Por: MANUEL SALAZAR | 9:58 PMConcentración del poder, afección al desarrollo y la democracia.
Según encuestas hechas pública, 66 de cada 100 ciudadanos y ciudadanas consideran que la corrupción aumenta en el país, mientras que casi 60 de esos mismos 100 consideran que ahora hay más corrupción que antes. Más aún: 83 de cada 100, opinan que el perdón o la tolerancia con la corrupción se repite con más frecuencia.
¿Por qué es posible que esto ocurra y que daños hace? En primer lugar, porque hay una exacerbada concentración del poder político y en consecuencia demasiada discrecionalidad en el manejo de los recursos públicos. Una fuerza política lo concentra casi todo, y en segundo lugar, porque las restantes que hacen parte del Estado, bien en el Congreso Nacional o en los ayuntamientos y de las que se espera una labor de contrapeso, se relacionan con aquella mediante diversas vías, públicas y sutiles: el barrilito, negocios, contratos, concesiones, perdones a futuro, etc.
En casi 40 años, tres grupos políticos han dominado todos los estamentos del Estado y en los últimos 12 la tendencia camina a centrarse en dos.
Es la complicidad de los del sistema, parte consustancial de la reproducción del mismo. El barrilito por caso, involucra a los congresistas, que en un régimen republicano se supone deben fiscalizar y controlar al gobierno. Pero no pueden. Porque el gobierno lo controla y dispone todo, y ellos mismos precisan de barrilitos y facilidades para montar clientelas de votantes y reelegirse en las posiciones, en detrimento incluso de nuevos aspirantes a esas posiciones dentro de sus propios partidos. Han devenido en una especie de “Corda Frate” en la que aún perteneciendo a franquicias distintas, se reservan un área vital de tolerancias y apoyos mutuos y “difieren” en lo insustancial y aleatorio.

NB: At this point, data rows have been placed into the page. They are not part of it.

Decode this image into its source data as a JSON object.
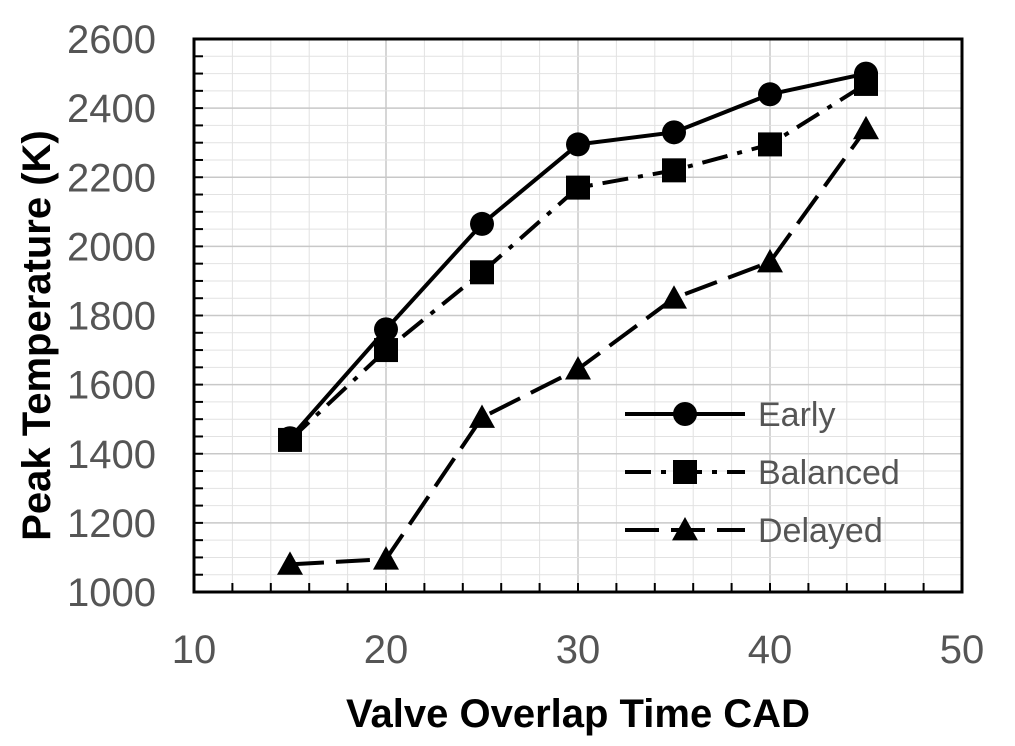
{
  "chart_data": {
    "type": "line",
    "title": "",
    "xlabel": "Valve Overlap Time CAD",
    "ylabel": "Peak Temperature (K)",
    "xlim": [
      10,
      50
    ],
    "ylim": [
      1000,
      2600
    ],
    "xticks": [
      "10",
      "20",
      "30",
      "40",
      "50"
    ],
    "yticks": [
      "1000",
      "1200",
      "1400",
      "1600",
      "1800",
      "2000",
      "2200",
      "2400",
      "2600"
    ],
    "grid": true,
    "legend_position": "bottom-right",
    "series": [
      {
        "name": "Early",
        "marker": "circle",
        "line_style": "solid",
        "x": [
          15,
          20,
          25,
          30,
          35,
          40,
          45
        ],
        "y": [
          1445,
          1760,
          2065,
          2295,
          2330,
          2440,
          2500
        ]
      },
      {
        "name": "Balanced",
        "marker": "square",
        "line_style": "dash-dot",
        "x": [
          15,
          20,
          25,
          30,
          35,
          40,
          45
        ],
        "y": [
          1440,
          1700,
          1925,
          2170,
          2220,
          2295,
          2470
        ]
      },
      {
        "name": "Delayed",
        "marker": "triangle",
        "line_style": "long-dash",
        "x": [
          15,
          20,
          25,
          30,
          35,
          40,
          45
        ],
        "y": [
          1080,
          1095,
          1505,
          1645,
          1850,
          1955,
          2340
        ]
      }
    ]
  }
}
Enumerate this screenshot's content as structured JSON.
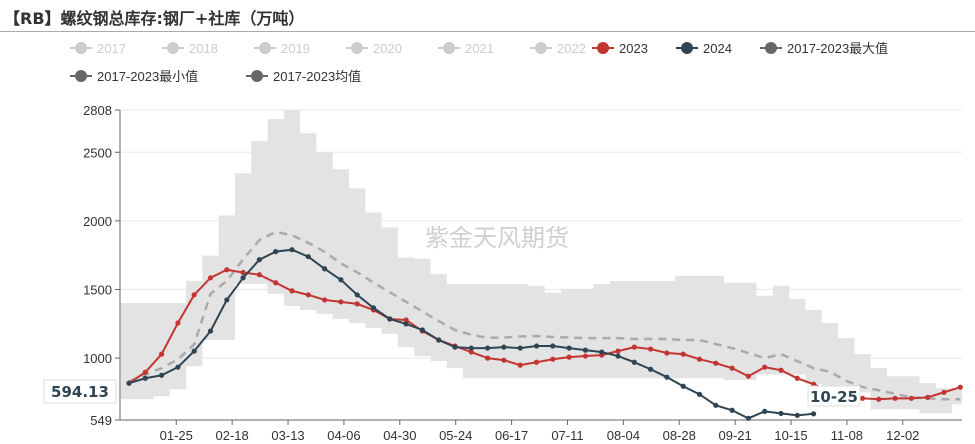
{
  "title": "【RB】螺纹钢总库存:钢厂+社库（万吨）",
  "watermark": "紫金天风期货",
  "legend": [
    {
      "label": "2017",
      "color": "#cccccc",
      "active": false
    },
    {
      "label": "2018",
      "color": "#cccccc",
      "active": false
    },
    {
      "label": "2019",
      "color": "#cccccc",
      "active": false
    },
    {
      "label": "2020",
      "color": "#cccccc",
      "active": false
    },
    {
      "label": "2021",
      "color": "#cccccc",
      "active": false
    },
    {
      "label": "2022",
      "color": "#cccccc",
      "active": false
    },
    {
      "label": "2023",
      "color": "#c23531",
      "active": true
    },
    {
      "label": "2024",
      "color": "#2f4554",
      "active": true
    },
    {
      "label": "2017-2023最大值",
      "color": "#666666",
      "active": true
    },
    {
      "label": "2017-2023最小值",
      "color": "#666666",
      "active": true
    },
    {
      "label": "2017-2023均值",
      "color": "#666666",
      "active": true
    }
  ],
  "axis_pointer": {
    "y_label": "594.13",
    "x_label": "10-25"
  },
  "chart_data": {
    "type": "line",
    "ylim": [
      549,
      2808
    ],
    "y_ticks": [
      "549",
      "1000",
      "1500",
      "2000",
      "2500",
      "2808"
    ],
    "x_tick_labels": [
      "01-25",
      "02-18",
      "03-13",
      "04-06",
      "04-30",
      "05-24",
      "06-17",
      "07-11",
      "08-04",
      "08-28",
      "09-21",
      "10-15",
      "11-08",
      "12-02"
    ],
    "grid": true,
    "legend_position": "top",
    "band": {
      "max": [
        1402,
        1402,
        1402,
        1402,
        1563,
        1747,
        2040,
        2347,
        2581,
        2742,
        2808,
        2639,
        2500,
        2376,
        2237,
        2061,
        1952,
        1732,
        1725,
        1614,
        1541,
        1541,
        1541,
        1541,
        1541,
        1527,
        1476,
        1505,
        1505,
        1541,
        1563,
        1563,
        1563,
        1563,
        1600,
        1600,
        1600,
        1549,
        1549,
        1454,
        1527,
        1432,
        1351,
        1256,
        1146,
        1029,
        927,
        868,
        868,
        817,
        780,
        780
      ],
      "min": [
        700,
        700,
        722,
        773,
        941,
        1132,
        1132,
        1541,
        1541,
        1468,
        1380,
        1351,
        1322,
        1285,
        1256,
        1219,
        1176,
        1080,
        1015,
        978,
        927,
        853,
        853,
        853,
        853,
        853,
        853,
        853,
        853,
        853,
        853,
        853,
        853,
        853,
        853,
        853,
        853,
        840,
        840,
        880,
        880,
        880,
        810,
        750,
        750,
        750,
        626,
        626,
        626,
        597,
        597,
        663
      ],
      "color": "#e3e3e3"
    },
    "series": [
      {
        "name": "2017-2023均值",
        "color": "#aaaaaa",
        "dashed": true,
        "values": [
          830,
          880,
          927,
          990,
          1100,
          1468,
          1563,
          1720,
          1860,
          1920,
          1895,
          1840,
          1775,
          1690,
          1625,
          1550,
          1480,
          1410,
          1340,
          1270,
          1205,
          1170,
          1148,
          1150,
          1158,
          1161,
          1154,
          1150,
          1146,
          1146,
          1146,
          1139,
          1139,
          1139,
          1132,
          1132,
          1103,
          1073,
          1037,
          1000,
          1029,
          978,
          927,
          900,
          835,
          790,
          765,
          740,
          714,
          707,
          700,
          700
        ]
      },
      {
        "name": "2023",
        "color": "#c23531",
        "values": [
          817,
          897,
          1029,
          1256,
          1461,
          1585,
          1644,
          1624,
          1608,
          1549,
          1490,
          1461,
          1424,
          1410,
          1395,
          1351,
          1285,
          1278,
          1197,
          1132,
          1088,
          1044,
          1000,
          985,
          949,
          970,
          992,
          1007,
          1015,
          1022,
          1051,
          1080,
          1066,
          1037,
          1029,
          992,
          963,
          927,
          868,
          934,
          912,
          853,
          810,
          758,
          729,
          707,
          700,
          707,
          707,
          714,
          751,
          788
        ]
      },
      {
        "name": "2024",
        "color": "#2f4554",
        "values": [
          817,
          853,
          875,
          934,
          1051,
          1197,
          1424,
          1585,
          1717,
          1776,
          1790,
          1739,
          1651,
          1571,
          1461,
          1366,
          1285,
          1249,
          1205,
          1132,
          1080,
          1073,
          1073,
          1080,
          1073,
          1088,
          1088,
          1073,
          1058,
          1044,
          1015,
          970,
          919,
          861,
          795,
          736,
          656,
          620,
          561,
          612,
          597,
          583,
          594.13
        ]
      }
    ]
  }
}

Todo esto daña la posibilidad del desarrollo, porque sustrae recursos que debieran ser invertidos en la producción para generar bienes y servicios masivos y de calidad, trabajo estable y bien remunerado, educación y salud, entre otros.
Daña el proceso democrático, porque genera desconfianza e irrespeto de la ciudadanía hacia las instituciones públicas que no castigan, no pueden evitar ni corregir desmanes tan a la vista como frecuentes.
Daña la moral colectiva, en tanto dice de manera clara que se puede obtener riqueza malhabida, sin que se reciba sanción alguna.
Dadas las circunstancias políticas actuales, la conclusión es una: hay que votar el 16 de mayo para romper la concentración del poder.
Colocados frente a esa necesidad, hay que llevar al Congreso a personas como María Teresa Cabrera, Fidel Santana, Secundino Palacios, Juan Hubieres, Higinio Báez, Eddy Bautista, Luís Méndez, Primo Iglesias, Luís Bencosme, Miguel Almonte, Antonio Pérez, José Dunker, Juan Marte, Heriberto Marte, Ramón -Niño- Mercedes, entre otros y otras candidatas y candidatos del Miuca-Acción por el Cambio, dispuestos a dar con el zapato sobre su curul, y como siempre, acompañar al pueblo en las protestas contra los desmanes de quienes ostentan el poder.